Spreading the Washington Consensus into Food and Agriculture Sectors: The Case of the International Monetary Fund

Abstract

The mandate and competence of the International Monetary Fund (IMF) do not cover food and agriculture policies. Yet, signs indicate that IMF enages in these policies. Scholars lack a systematic empirical foundation to monitor the extent and impact of IMF’s operations on these sectors. Based on a combination of machine and human coding, we present a comprehensive database on IMF’s policy interventions in food and agriculture. Using new data on IMF conditionality between 1980 and 2014, we assess to what extent the IMF targets these sectors through its ‘conditionalities’—policies that governments need to implement to access IMF credit.
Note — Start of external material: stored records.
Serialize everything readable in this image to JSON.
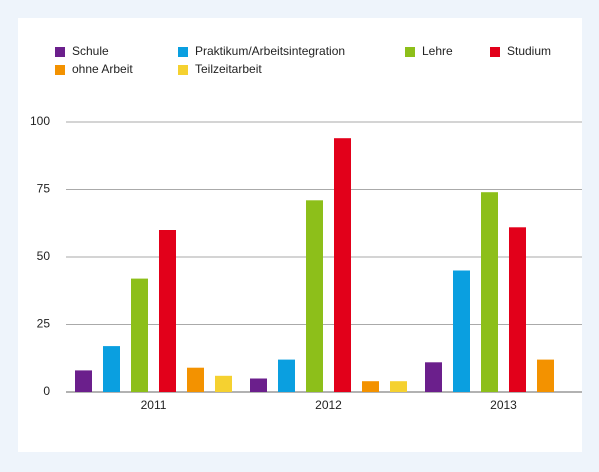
{
  "chart_data": {
    "type": "bar",
    "categories": [
      "2011",
      "2012",
      "2013"
    ],
    "series": [
      {
        "name": "Schule",
        "color": "#6b1f8c",
        "values": [
          8,
          5,
          11
        ]
      },
      {
        "name": "Praktikum/Arbeitsintegration",
        "color": "#0a9fe0",
        "values": [
          17,
          12,
          45
        ]
      },
      {
        "name": "Lehre",
        "color": "#8dbf1a",
        "values": [
          42,
          71,
          74
        ]
      },
      {
        "name": "Studium",
        "color": "#e2001a",
        "values": [
          60,
          94,
          61
        ]
      },
      {
        "name": "ohne  Arbeit",
        "color": "#f39200",
        "values": [
          9,
          4,
          12
        ]
      },
      {
        "name": "Teilzeitarbeit",
        "color": "#f5d130",
        "values": [
          6,
          4,
          null
        ]
      }
    ],
    "ylim": [
      0,
      100
    ],
    "yticks": [
      0,
      25,
      50,
      75,
      100
    ],
    "grid": true
  }
}
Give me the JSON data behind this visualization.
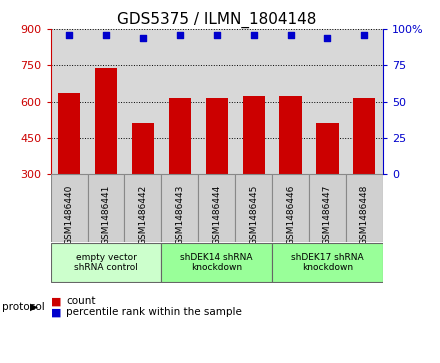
{
  "title": "GDS5375 / ILMN_1804148",
  "samples": [
    "GSM1486440",
    "GSM1486441",
    "GSM1486442",
    "GSM1486443",
    "GSM1486444",
    "GSM1486445",
    "GSM1486446",
    "GSM1486447",
    "GSM1486448"
  ],
  "counts": [
    635,
    740,
    510,
    615,
    615,
    625,
    625,
    510,
    615
  ],
  "percentiles": [
    96,
    96,
    94,
    96,
    96,
    96,
    96,
    94,
    96
  ],
  "ylim_left": [
    300,
    900
  ],
  "ylim_right": [
    0,
    100
  ],
  "yticks_left": [
    300,
    450,
    600,
    750,
    900
  ],
  "yticks_right": [
    0,
    25,
    50,
    75,
    100
  ],
  "bar_color": "#cc0000",
  "dot_color": "#0000cc",
  "groups": [
    {
      "label": "empty vector\nshRNA control",
      "start": 0,
      "end": 3,
      "color": "#ccffcc"
    },
    {
      "label": "shDEK14 shRNA\nknockdown",
      "start": 3,
      "end": 6,
      "color": "#99ff99"
    },
    {
      "label": "shDEK17 shRNA\nknockdown",
      "start": 6,
      "end": 9,
      "color": "#99ff99"
    }
  ],
  "protocol_label": "protocol",
  "legend_count_label": "count",
  "legend_percentile_label": "percentile rank within the sample",
  "background_color": "#ffffff",
  "sample_box_color": "#d0d0d0",
  "title_fontsize": 11,
  "axis_label_color_left": "#cc0000",
  "axis_label_color_right": "#0000cc"
}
The analysis evaluates the agricultural content and ideological orientation of each condition according to whether it promotes a developmental state, a night-watchman state, or neither. The analysis identifies that about 2% of all IMF conditions (1,105 of 58,406) directly target food and agriculture issues. These conditions are available in 43% of all IMF programs (332 of 781). They affect 100 countries of all the 131 countries in which the IMF had any agreements since the 1980s. In addition, the analysis reveals that 59.2% of these conditions embody policy measures in line with a night-watchman state, 40.1% are model-neutral, and 0.7% are developmental. Within the model-neutral category, 23.9% are conditions oriented towards building state capacity; 2.7% have a poverty reduction content; and 2.9% contain pro-environmental policies. The article discusses potential mechanisms driving the IMF to intervene into agriculture and theorizes about possible effects of these conditions on people’s livelihoods.